Biliyorum en çok söylediğiniz sitem cümlesi neden insanlar böyle? Beni mi buluyor bu insanlar? Ben ince düşündükçe, sınanıyor muyum kaba davranışlarla? Bu sesler deli olduğumuzu göstermiyor; aksine sınavın tam ama tam ortasındayız. Ne kadar ince düşünürsek, iyi davranırsak insanlara, karşılığında zıt tavırlar ile yüzleşmek zorunda kalıyoruz.Aman insanlar incinmesin diye kuşandığımız iyilik davranışlarımız karşılığında saf olduğumuz gerçeğine itiliyor. Kalbimizin defalarca kırıldığı, sürekli tekrarlanan nezaket dışı hareketlere maruz kalıyoruz.
Ben ben olayım dikkat edeyim, siz siz olun dikkat edin neye mi? İnsanlardan iyilik bekliyorsanız davranışlarınızın özünün iyi olması gerekir, karşı tarafa ilettiğimiz izlenimdir hayatımıza düşen gölgeler. Örneğin yardımlaşma ruhu taşıyorsanız yardım görürsünüz, örneğin kapınız açıksa misafire, kapılar açılır her an size. Örneğin hatır soruyorsanız hatrınız sorulur. Örneğin sohbet açıyorsanız size güzel muhabbet ortamları sunulur. Karşılıklı mı demeyin bu işler. Gönül ancak kapısını vuranlara aralanır. Kapının önünde sessizce duruyorsanız sizi kimsenin farketmesini beklemeyin. Ama baktınız iyiliğiniz karşılığında hala değişmeyen sert kabuklu, iletişime kapalı insanlar var, durmayın yolunuza bakın.. Moralimizi bozacak insanlara ayıracak vaktimiz pek yok hayatta.

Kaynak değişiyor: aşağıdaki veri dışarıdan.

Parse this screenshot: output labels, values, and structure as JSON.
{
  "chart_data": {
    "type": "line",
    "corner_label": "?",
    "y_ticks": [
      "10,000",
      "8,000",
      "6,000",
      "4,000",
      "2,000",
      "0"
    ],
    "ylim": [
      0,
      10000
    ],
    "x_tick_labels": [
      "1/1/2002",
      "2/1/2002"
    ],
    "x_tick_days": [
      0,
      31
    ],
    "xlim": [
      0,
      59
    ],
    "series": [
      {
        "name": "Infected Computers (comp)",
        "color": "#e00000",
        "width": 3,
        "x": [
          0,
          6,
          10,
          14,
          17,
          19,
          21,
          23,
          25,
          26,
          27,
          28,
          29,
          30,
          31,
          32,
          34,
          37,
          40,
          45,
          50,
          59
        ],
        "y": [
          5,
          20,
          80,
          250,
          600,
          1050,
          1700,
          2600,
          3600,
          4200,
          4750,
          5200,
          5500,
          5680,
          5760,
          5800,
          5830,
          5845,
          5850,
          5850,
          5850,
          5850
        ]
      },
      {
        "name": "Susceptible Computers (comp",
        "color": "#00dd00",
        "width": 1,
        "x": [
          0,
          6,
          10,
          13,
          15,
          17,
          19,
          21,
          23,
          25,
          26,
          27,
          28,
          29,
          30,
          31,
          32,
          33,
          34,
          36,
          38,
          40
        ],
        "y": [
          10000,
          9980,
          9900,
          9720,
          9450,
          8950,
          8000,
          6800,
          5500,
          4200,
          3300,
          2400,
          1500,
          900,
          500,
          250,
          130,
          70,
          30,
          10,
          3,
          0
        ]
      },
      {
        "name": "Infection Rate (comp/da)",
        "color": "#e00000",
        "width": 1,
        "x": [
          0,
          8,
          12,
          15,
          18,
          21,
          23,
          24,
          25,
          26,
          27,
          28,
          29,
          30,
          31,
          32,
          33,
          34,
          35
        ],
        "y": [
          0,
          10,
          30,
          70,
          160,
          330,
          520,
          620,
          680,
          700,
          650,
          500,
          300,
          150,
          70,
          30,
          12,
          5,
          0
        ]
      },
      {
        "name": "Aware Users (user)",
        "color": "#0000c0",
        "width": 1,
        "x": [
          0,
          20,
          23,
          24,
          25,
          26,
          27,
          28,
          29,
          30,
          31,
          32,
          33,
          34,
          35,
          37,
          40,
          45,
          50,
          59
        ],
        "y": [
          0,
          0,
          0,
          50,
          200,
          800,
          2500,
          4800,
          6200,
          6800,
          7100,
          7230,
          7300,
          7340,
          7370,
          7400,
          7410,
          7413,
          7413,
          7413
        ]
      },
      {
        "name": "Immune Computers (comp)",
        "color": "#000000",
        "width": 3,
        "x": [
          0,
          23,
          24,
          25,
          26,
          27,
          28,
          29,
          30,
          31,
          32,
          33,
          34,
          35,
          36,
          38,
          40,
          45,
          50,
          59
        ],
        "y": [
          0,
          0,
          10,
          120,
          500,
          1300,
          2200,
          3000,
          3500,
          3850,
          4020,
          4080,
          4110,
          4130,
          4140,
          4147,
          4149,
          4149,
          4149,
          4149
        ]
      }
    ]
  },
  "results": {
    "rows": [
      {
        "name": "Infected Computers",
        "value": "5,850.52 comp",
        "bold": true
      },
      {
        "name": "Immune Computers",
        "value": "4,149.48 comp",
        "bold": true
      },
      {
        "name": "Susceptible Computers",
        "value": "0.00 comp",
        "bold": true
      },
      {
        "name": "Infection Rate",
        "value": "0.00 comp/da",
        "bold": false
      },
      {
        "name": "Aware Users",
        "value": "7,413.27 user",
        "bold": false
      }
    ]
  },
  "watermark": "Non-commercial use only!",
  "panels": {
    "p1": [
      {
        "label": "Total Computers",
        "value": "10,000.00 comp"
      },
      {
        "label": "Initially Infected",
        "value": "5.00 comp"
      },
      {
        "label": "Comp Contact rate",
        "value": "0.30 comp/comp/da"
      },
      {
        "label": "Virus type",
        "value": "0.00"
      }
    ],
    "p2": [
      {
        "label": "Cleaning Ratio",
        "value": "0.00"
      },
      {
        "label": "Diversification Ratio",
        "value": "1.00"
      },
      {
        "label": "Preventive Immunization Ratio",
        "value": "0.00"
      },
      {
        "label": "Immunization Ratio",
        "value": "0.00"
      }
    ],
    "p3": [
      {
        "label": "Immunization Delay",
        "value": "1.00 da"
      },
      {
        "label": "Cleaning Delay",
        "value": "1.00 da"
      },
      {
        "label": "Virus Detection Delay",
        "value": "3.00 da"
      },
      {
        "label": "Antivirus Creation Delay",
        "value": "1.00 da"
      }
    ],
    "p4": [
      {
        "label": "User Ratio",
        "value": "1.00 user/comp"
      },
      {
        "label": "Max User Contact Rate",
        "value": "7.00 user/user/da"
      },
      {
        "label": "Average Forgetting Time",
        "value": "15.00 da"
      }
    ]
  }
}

Üzgünüm ama vaktimiz bol kalacak çünkü ; vakti kıymetli kılacak insanda çok yok bu hayatta. Bu sorgulamaya itecek zamanlar olsa keşke ama çoğu zaman kendimi yenilemek zorunda kalıyorum iyi niyet konusunda. ve çoğu zaman ince ve zarif davranışlar insanların anlayışsızlığı yüzünden inceldiği yerden kopacak raddeye ulaşıyor. Empati eksikliği yada herkesin kendini kayırması bir sürü sebep sıralanabilir. Bazen insan sizde ki yükü kısacık bir an olsun alacak ince düşünceli insanlar görmek istiyor. Sonuç ;bir şey değişmedi her şey aynı.Değişen daha da kalınlaşan güven duvarlarım.